THEATER

CECILE PINEDA completed her theater studies in 1970, taking an advanced M.A. degree in theater from San Francisco State at the time of the San Francisco State student strike, the longest student strike in American university history. Among her chief formative influences she counts Peter Schumann of the Bread & Puppet Theater, Paul Rebillot of the Drama faculty of San Francisco State and later Stanford University; and the writings of Antonin Artaud. Her mentors include Dugald MacArthur, formerly of the drama faculty of San Francisco State and later of Temple University; and R. G. Davis former director of the S.F. Mime Troupe, who was responsible for organizing the Radical Theater Festival which took place at S. F. State in 1969.

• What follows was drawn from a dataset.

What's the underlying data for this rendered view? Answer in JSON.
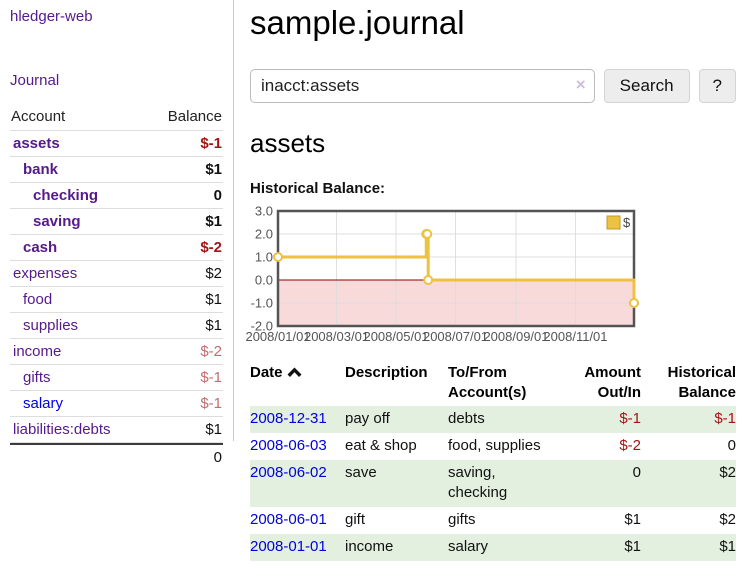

She founded Theatre of Man which she directed from 1969 to 1981. Envisioned as a poet's theater, her work drew on the hidden sources of dream, archetype and myth to move an audience in ways other than the purely rational. Performance pieces were developed in an intense rehearsal process in which actors collaborated with composers, designers, choreographers, playwrights, and sculptors under her direction. Her work in the theater eventually became the apprenticeship she would require to transform her primary medium to fiction.

Among her collaborators were William E. Young and Martin Bresnick, composers; Roger Berry, Nancy Worthington, and Peter Veres, sculptors; and Michel Indergand, conceptual artist and designer.